Backups matter even for monitoring. If dashboards are critical, back up /var/lib/grafana/grafana.db.
Scale up thoughtfully: if you need months of retention, move long-term storage to a dedicated system. If you’re already planning a bigger footprint, consider a larger managed VPS hosting plan so upgrades, patching, and monitoring upkeep don’t eat your engineering time.

Summary

Linux VPS monitoring with Prometheus and Grafana stays useful when you keep it small, keep it private by default, and tune it to the one box you run. Start with node_exporter, a short alert list, and one dashboard you trust. You’ll catch disk pressure, memory exhaustion, and network trouble earlier—without turning your inbox into a firehose.

If you’re setting this up on a new server, pick a VPS with enough headroom for both the app and the monitoring stack. HostMyCode offers Affordable & Reliable Hosting with plans that fit single-instance production services and the operational tooling that comes with them.

If you want monitoring you can actually depend on, run it on a VPS with predictable performance and enough memory for Grafana to breathe. Start with a HostMyCode VPS, and if you’d rather offload routine ops, look at managed VPS hosting for patching and baseline hardening.

FAQ

Should I run Prometheus and Grafana on the same VPS I’m monitoring?

For a single VPS, yes—this is common and perfectly reasonable. If the box goes down, you lose monitoring too, but you also keep the setup simple. Once you have two or more servers, move monitoring to a separate instance.

How much RAM do Prometheus and Grafana need in 2026?

On one VPS with a 15s scrape interval and a handful of targets, Prometheus often sits around ~300–600 MB RAM. Grafana varies, but budgeting ~300–700 MB is usually safe.

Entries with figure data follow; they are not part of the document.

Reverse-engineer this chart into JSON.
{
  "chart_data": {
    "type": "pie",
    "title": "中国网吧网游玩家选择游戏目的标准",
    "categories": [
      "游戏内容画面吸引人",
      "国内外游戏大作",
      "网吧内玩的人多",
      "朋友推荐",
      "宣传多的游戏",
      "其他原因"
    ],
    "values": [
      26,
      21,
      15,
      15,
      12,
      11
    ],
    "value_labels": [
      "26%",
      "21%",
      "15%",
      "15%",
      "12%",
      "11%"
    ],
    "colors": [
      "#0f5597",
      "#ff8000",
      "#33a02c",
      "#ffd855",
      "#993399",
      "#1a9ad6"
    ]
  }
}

Leave at least 1–2 GB of headroom for your app and the OS page cache.

Is it safe to expose Grafana on the public internet?

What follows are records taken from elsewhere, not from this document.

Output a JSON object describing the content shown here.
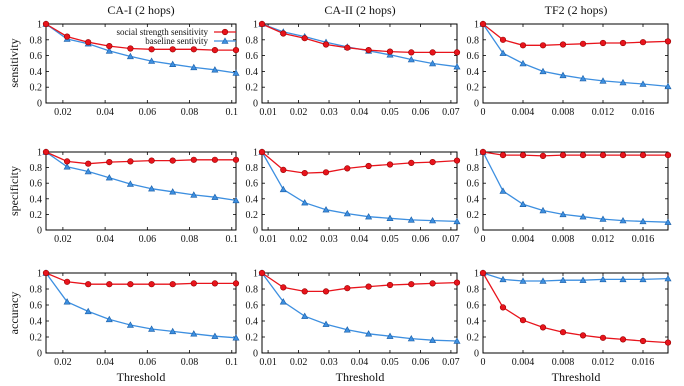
{
  "figure": {
    "columns": [
      "CA-I (2 hops)",
      "CA-II (2 hops)",
      "TF2 (2 hops)"
    ],
    "rows": [
      "sensitivity",
      "specificity",
      "accuracy"
    ],
    "xlabel": "Threshold"
  },
  "colors": {
    "social": "#e8141c",
    "baseline": "#3d8fe0"
  },
  "legend": {
    "items": [
      {
        "label": "social strength sensitivity",
        "marker": "circle"
      },
      {
        "label": "baseline sentivity",
        "marker": "triangle"
      }
    ],
    "placement": "top-right"
  },
  "axes_x": [
    {
      "xlim": [
        0.012,
        0.102
      ],
      "xticks": [
        0.02,
        0.04,
        0.06,
        0.08,
        0.1
      ],
      "xtick_labels": [
        "0.02",
        "0.04",
        "0.06",
        "0.08",
        "0.1"
      ]
    },
    {
      "xlim": [
        0.008,
        0.072
      ],
      "xticks": [
        0.01,
        0.02,
        0.03,
        0.04,
        0.05,
        0.06,
        0.07
      ],
      "xtick_labels": [
        "0.01",
        "0.02",
        "0.03",
        "0.04",
        "0.05",
        "0.06",
        "0.07"
      ]
    },
    {
      "xlim": [
        0.0,
        0.0185
      ],
      "xticks": [
        0,
        0.004,
        0.008,
        0.012,
        0.016
      ],
      "xtick_labels": [
        "0",
        "0.004",
        "0.008",
        "0.012",
        "0.016"
      ]
    }
  ],
  "yticks": [
    0,
    0.2,
    0.4,
    0.6,
    0.8,
    1
  ],
  "ytick_labels": [
    "0",
    "0.2",
    "0.4",
    "0.6",
    "0.8",
    "1"
  ],
  "chart_data": [
    {
      "type": "line",
      "title": "CA-I (2 hops)",
      "ylabel": "sensitivity",
      "xlim": [
        0.012,
        0.102
      ],
      "ylim": [
        0,
        1
      ],
      "x": [
        0.012,
        0.022,
        0.032,
        0.042,
        0.052,
        0.062,
        0.072,
        0.082,
        0.092,
        0.102
      ],
      "series": [
        {
          "name": "social strength sensitivity",
          "values": [
            1.0,
            0.84,
            0.77,
            0.72,
            0.69,
            0.68,
            0.68,
            0.68,
            0.67,
            0.67
          ]
        },
        {
          "name": "baseline sentivity",
          "values": [
            1.0,
            0.81,
            0.75,
            0.66,
            0.59,
            0.53,
            0.49,
            0.45,
            0.42,
            0.38
          ]
        }
      ]
    },
    {
      "type": "line",
      "title": "CA-II (2 hops)",
      "ylabel": "sensitivity",
      "xlim": [
        0.008,
        0.072
      ],
      "ylim": [
        0,
        1
      ],
      "x": [
        0.008,
        0.015,
        0.022,
        0.029,
        0.036,
        0.043,
        0.05,
        0.057,
        0.064,
        0.072
      ],
      "series": [
        {
          "name": "social strength sensitivity",
          "values": [
            1.0,
            0.88,
            0.82,
            0.74,
            0.7,
            0.67,
            0.65,
            0.64,
            0.64,
            0.64
          ]
        },
        {
          "name": "baseline sentivity",
          "values": [
            1.0,
            0.9,
            0.84,
            0.77,
            0.71,
            0.66,
            0.61,
            0.55,
            0.5,
            0.46
          ]
        }
      ]
    },
    {
      "type": "line",
      "title": "TF2 (2 hops)",
      "ylabel": "sensitivity",
      "xlim": [
        0.0,
        0.0185
      ],
      "ylim": [
        0,
        1
      ],
      "x": [
        0.0,
        0.002,
        0.004,
        0.006,
        0.008,
        0.01,
        0.012,
        0.014,
        0.016,
        0.0185
      ],
      "series": [
        {
          "name": "social strength sensitivity",
          "values": [
            1.0,
            0.8,
            0.73,
            0.73,
            0.74,
            0.75,
            0.76,
            0.76,
            0.77,
            0.78
          ]
        },
        {
          "name": "baseline sentivity",
          "values": [
            1.0,
            0.63,
            0.5,
            0.4,
            0.35,
            0.31,
            0.28,
            0.26,
            0.24,
            0.21
          ]
        }
      ]
    },
    {
      "type": "line",
      "title": "",
      "ylabel": "specificity",
      "xlim": [
        0.012,
        0.102
      ],
      "ylim": [
        0,
        1
      ],
      "x": [
        0.012,
        0.022,
        0.032,
        0.042,
        0.052,
        0.062,
        0.072,
        0.082,
        0.092,
        0.102
      ],
      "series": [
        {
          "name": "social strength sensitivity",
          "values": [
            1.0,
            0.88,
            0.85,
            0.87,
            0.88,
            0.89,
            0.89,
            0.9,
            0.9,
            0.9
          ]
        },
        {
          "name": "baseline sentivity",
          "values": [
            1.0,
            0.81,
            0.75,
            0.67,
            0.59,
            0.53,
            0.49,
            0.45,
            0.42,
            0.38
          ]
        }
      ]
    },
    {
      "type": "line",
      "title": "",
      "ylabel": "specificity",
      "xlim": [
        0.008,
        0.072
      ],
      "ylim": [
        0,
        1
      ],
      "x": [
        0.008,
        0.015,
        0.022,
        0.029,
        0.036,
        0.043,
        0.05,
        0.057,
        0.064,
        0.072
      ],
      "series": [
        {
          "name": "social strength sensitivity",
          "values": [
            1.0,
            0.77,
            0.73,
            0.74,
            0.79,
            0.82,
            0.84,
            0.86,
            0.87,
            0.89
          ]
        },
        {
          "name": "baseline sentivity",
          "values": [
            1.0,
            0.52,
            0.35,
            0.26,
            0.21,
            0.17,
            0.15,
            0.13,
            0.12,
            0.11
          ]
        }
      ]
    },
    {
      "type": "line",
      "title": "",
      "ylabel": "specificity",
      "xlim": [
        0.0,
        0.0185
      ],
      "ylim": [
        0,
        1
      ],
      "x": [
        0.0,
        0.002,
        0.004,
        0.006,
        0.008,
        0.01,
        0.012,
        0.014,
        0.016,
        0.0185
      ],
      "series": [
        {
          "name": "social strength sensitivity",
          "values": [
            1.0,
            0.96,
            0.96,
            0.95,
            0.96,
            0.96,
            0.96,
            0.96,
            0.96,
            0.96
          ]
        },
        {
          "name": "baseline sentivity",
          "values": [
            1.0,
            0.5,
            0.33,
            0.25,
            0.2,
            0.17,
            0.14,
            0.12,
            0.11,
            0.1
          ]
        }
      ]
    },
    {
      "type": "line",
      "title": "",
      "ylabel": "accuracy",
      "xlim": [
        0.012,
        0.102
      ],
      "ylim": [
        0,
        1
      ],
      "x": [
        0.012,
        0.022,
        0.032,
        0.042,
        0.052,
        0.062,
        0.072,
        0.082,
        0.092,
        0.102
      ],
      "series": [
        {
          "name": "social strength sensitivity",
          "values": [
            1.0,
            0.89,
            0.86,
            0.86,
            0.86,
            0.86,
            0.86,
            0.87,
            0.87,
            0.87
          ]
        },
        {
          "name": "baseline sentivity",
          "values": [
            1.0,
            0.64,
            0.52,
            0.42,
            0.35,
            0.3,
            0.27,
            0.24,
            0.21,
            0.19
          ]
        }
      ]
    },
    {
      "type": "line",
      "title": "",
      "ylabel": "accuracy",
      "xlim": [
        0.008,
        0.072
      ],
      "ylim": [
        0,
        1
      ],
      "x": [
        0.008,
        0.015,
        0.022,
        0.029,
        0.036,
        0.043,
        0.05,
        0.057,
        0.064,
        0.072
      ],
      "series": [
        {
          "name": "social strength sensitivity",
          "values": [
            1.0,
            0.82,
            0.77,
            0.77,
            0.81,
            0.83,
            0.85,
            0.86,
            0.87,
            0.88
          ]
        },
        {
          "name": "baseline sentivity",
          "values": [
            1.0,
            0.64,
            0.46,
            0.36,
            0.29,
            0.24,
            0.21,
            0.18,
            0.16,
            0.15
          ]
        }
      ]
    },
    {
      "type": "line",
      "title": "",
      "ylabel": "accuracy",
      "xlim": [
        0.0,
        0.0185
      ],
      "ylim": [
        0,
        1
      ],
      "x": [
        0.0,
        0.002,
        0.004,
        0.006,
        0.008,
        0.01,
        0.012,
        0.014,
        0.016,
        0.0185
      ],
      "series": [
        {
          "name": "social strength sensitivity",
          "values": [
            1.0,
            0.57,
            0.41,
            0.32,
            0.26,
            0.22,
            0.19,
            0.17,
            0.15,
            0.13
          ]
        },
        {
          "name": "baseline sentivity",
          "values": [
            1.0,
            0.92,
            0.9,
            0.9,
            0.91,
            0.91,
            0.92,
            0.92,
            0.92,
            0.93
          ]
        }
      ]
    }
  ]
}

It can be, but don’t expose port 3000 directly. Put Grafana behind HTTPS, add authentication (basic auth or SSO), and restrict access by IP/VPN where possible. For most teams, an SSH tunnel is the simplest secure default.

Why are my disk alerts noisy?

Noise usually comes from alerting on the wrong mountpoint or including tmpfs/overlay mounts. Filter filesystem metrics to your real volumes, then tune thresholds to your disk size and growth rate.

What’s the fastest way to test that alerts deliver?

Add a temporary always-firing rule (vector(1)), wait for delivery, then delete it. It verifies the whole pipeline without stressing the server.